A critical consideration in the above algorithm is that the aspect of convergence measurement is wholly taken out, and the algorithm terminates after a fixed number of epochs. A better approach is to reserve a portion of the data for validation and then use the remaining data for training. The validation set is then used to calculate the cost function and the algorithm terminates when the cost function converges. An implementation of this approach is as follows:


import os
import matplotlib
matplotlib.rcParams['text.usetex'] = True
import pandas as pd
import sys
import numpy as np


def stochastic_gradient_descent(file, alpha=0.0023, epochs_threshold=100, costdifference_threshold=0.00001, plot=False):
    '''
    Implementation of Stochastic Gradient Descent
    
    '''

    np.random.seed(42)
    
    # load the training data
    full_filename = os.path.join(os.path.dirname(__file__), file)
    data_set = pd.read_csv(full_filename, delimiter=',', header=0, index_col=False)

    # create train and test sets
    mask = np.random.rand(len(data_set)) < 0.8
    training_data = data_set[mask]
    validation_data = data_set[~mask]

    # divide the data into features and labels
    X_train = data_set.drop(['y'], axis=1).to_numpy()
    # add a column of ones to the features matrix to account for the intercept, a0
    X_train = np.insert(X_train, 0, 1, axis=1)
    Y_train = data_set['y'].to_numpy()

    X_validation = validation_data.drop(['y'], axis=1).to_numpy()
    X_validation = np.insert(X_validation, 0, 1, axis=1)
    Y_validation = validation_data['y'].to_numpy()


    # length of the training data
    m = len(Y_train)

    # initialize the y_hat vector to 0
    y_hat = np.zeros(len(Y_train))
    
    # beta will hold the values of the coefficients, hence it will be  the size 
    # of a row of the X matrix
    # initialize beta to random values
    beta = np.random.random(len(X_train[0]))

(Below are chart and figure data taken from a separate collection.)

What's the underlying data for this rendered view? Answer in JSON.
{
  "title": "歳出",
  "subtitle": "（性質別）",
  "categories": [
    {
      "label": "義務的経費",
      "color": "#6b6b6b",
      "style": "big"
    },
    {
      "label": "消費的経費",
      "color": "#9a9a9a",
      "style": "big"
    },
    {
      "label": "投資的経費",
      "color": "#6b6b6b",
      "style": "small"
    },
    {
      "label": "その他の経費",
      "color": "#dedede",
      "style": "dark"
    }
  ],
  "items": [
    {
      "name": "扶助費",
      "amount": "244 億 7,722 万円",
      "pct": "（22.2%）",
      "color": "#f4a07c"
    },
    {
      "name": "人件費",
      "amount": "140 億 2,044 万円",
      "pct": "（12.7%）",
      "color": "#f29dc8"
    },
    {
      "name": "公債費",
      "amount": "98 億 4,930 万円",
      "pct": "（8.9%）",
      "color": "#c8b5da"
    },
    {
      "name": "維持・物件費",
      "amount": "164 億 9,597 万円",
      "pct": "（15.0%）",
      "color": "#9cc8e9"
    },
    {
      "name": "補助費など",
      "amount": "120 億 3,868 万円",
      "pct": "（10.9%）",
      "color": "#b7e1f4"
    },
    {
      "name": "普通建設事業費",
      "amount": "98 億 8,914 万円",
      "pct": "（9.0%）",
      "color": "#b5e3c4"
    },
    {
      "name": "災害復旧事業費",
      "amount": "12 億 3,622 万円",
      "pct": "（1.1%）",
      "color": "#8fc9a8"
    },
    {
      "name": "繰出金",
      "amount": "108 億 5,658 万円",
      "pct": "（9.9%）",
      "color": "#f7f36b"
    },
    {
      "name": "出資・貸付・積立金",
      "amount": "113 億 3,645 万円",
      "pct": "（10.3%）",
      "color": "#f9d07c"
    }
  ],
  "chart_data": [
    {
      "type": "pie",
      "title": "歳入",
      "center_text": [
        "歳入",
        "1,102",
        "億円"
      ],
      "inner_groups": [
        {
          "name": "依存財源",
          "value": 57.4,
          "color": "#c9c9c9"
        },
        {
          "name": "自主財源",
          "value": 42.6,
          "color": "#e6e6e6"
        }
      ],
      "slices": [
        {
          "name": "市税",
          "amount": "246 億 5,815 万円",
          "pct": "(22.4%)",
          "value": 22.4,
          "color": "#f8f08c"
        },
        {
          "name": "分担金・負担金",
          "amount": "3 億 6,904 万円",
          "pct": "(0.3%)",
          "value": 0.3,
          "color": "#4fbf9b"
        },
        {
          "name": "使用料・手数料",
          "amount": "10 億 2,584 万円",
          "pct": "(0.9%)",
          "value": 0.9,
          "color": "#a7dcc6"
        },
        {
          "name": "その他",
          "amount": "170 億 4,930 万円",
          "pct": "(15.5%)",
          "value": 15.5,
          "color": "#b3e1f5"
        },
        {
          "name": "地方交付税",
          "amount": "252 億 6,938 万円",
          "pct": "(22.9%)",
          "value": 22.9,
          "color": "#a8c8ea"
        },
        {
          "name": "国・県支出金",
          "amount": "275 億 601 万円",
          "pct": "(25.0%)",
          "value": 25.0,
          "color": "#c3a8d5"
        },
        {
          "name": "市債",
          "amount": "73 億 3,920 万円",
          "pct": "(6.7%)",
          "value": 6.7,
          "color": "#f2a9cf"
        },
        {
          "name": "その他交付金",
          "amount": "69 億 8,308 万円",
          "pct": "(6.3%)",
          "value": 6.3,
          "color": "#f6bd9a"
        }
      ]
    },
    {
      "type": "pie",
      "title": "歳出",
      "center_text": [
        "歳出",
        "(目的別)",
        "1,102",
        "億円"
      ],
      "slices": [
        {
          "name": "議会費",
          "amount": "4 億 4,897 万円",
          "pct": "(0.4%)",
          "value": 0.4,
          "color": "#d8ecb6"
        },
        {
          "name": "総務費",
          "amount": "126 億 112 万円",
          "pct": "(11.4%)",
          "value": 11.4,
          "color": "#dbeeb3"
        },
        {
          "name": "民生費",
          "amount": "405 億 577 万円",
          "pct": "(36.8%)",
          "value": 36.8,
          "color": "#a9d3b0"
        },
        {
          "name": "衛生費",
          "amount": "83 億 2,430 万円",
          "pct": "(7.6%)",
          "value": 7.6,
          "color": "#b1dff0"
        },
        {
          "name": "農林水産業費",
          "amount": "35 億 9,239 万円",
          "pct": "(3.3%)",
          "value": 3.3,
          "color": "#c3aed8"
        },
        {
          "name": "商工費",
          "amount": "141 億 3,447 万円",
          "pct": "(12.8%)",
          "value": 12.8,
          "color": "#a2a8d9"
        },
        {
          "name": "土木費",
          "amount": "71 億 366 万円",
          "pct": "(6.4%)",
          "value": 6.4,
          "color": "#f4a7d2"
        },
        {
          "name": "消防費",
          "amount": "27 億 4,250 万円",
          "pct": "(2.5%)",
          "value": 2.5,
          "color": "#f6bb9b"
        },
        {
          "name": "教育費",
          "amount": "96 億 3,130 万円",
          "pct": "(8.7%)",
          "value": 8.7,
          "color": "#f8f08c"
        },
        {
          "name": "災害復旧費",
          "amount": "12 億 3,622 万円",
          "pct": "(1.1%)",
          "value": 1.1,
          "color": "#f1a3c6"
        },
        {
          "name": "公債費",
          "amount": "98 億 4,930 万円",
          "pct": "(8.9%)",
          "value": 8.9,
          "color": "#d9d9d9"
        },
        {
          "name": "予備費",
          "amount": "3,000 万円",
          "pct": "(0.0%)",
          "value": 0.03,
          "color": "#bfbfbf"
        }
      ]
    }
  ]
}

    # initialize the number of epochs
    count = 0

    previous_validation_cost = sys.float_info.max

    # loop until exit condition is met
    while True:
        
        i = np.random.randint(0, m)

        # print(f'Minibatch: {i}')
        x = X_train[i]
        y = Y_train[i]

        # calculate the hypothesis function for all training data
        y_hat = np.dot(beta, x.T)

        #  calculate the residuals
        residuals = y_hat - y

        # calculate the new value of beta
        beta -= (alpha * residuals * x)

        count += 1

        if count % 1000 == 0:
            y_hat_validation = np.dot(beta, X_validation.T)
            residuals_validation = y_hat_validation - Y_validation
            cost_validation = np.dot(residuals_validation, residuals_validation) / ( 2 * len(Y_validation))
            
            if abs(previous_validation_cost - cost_validation) < costdifference_threshold:
                break
            else:
                previous_validation_cost = cost_validation
            
            # uncomment this line to see details
            # print(f'Epoch: {count/m} Cost: {cost_validation} beta: {beta}')
                    
        # check if the cost function is close enough to 0, if so, break or if the number of 
        # iterations is greater than the threshold, break
        if (count/m) > (epochs_threshold):
            break
    
    # calculate the cost for the training data and return the beta values and 
    # the number of iterations and the cost
    y_hat = np.dot(beta, X_train.T)
    residuals = y_hat - Y_train
    cost = np.dot(residuals, residuals) / ( 2 * m)
    
    return beta, count, cost


if __name__ == '__main__':

    from timeit import default_timer as timer

    file = 'data.csv'
    alpha = 0.00033
    epochs_threshold = 100
    costdifference_threshold = 0.005
    plot = False


    start = timer()
    beta, count, cost = stochastic_gradient_descent(file, alpha, epochs_threshold, costdifference_threshold, plot)
    end = timer()
    print(f'Time: {end - start}, beta: {beta}, count: {count}, cost: {cost}')

Conclusion

In this post, we have seen how the coefficients of the linear regression model can be optimized using the stochastic gradient descent algorithm. We have also seen different ways to determine exit criteria for the algorithm. We have also seen how to implement the algorithm in Python.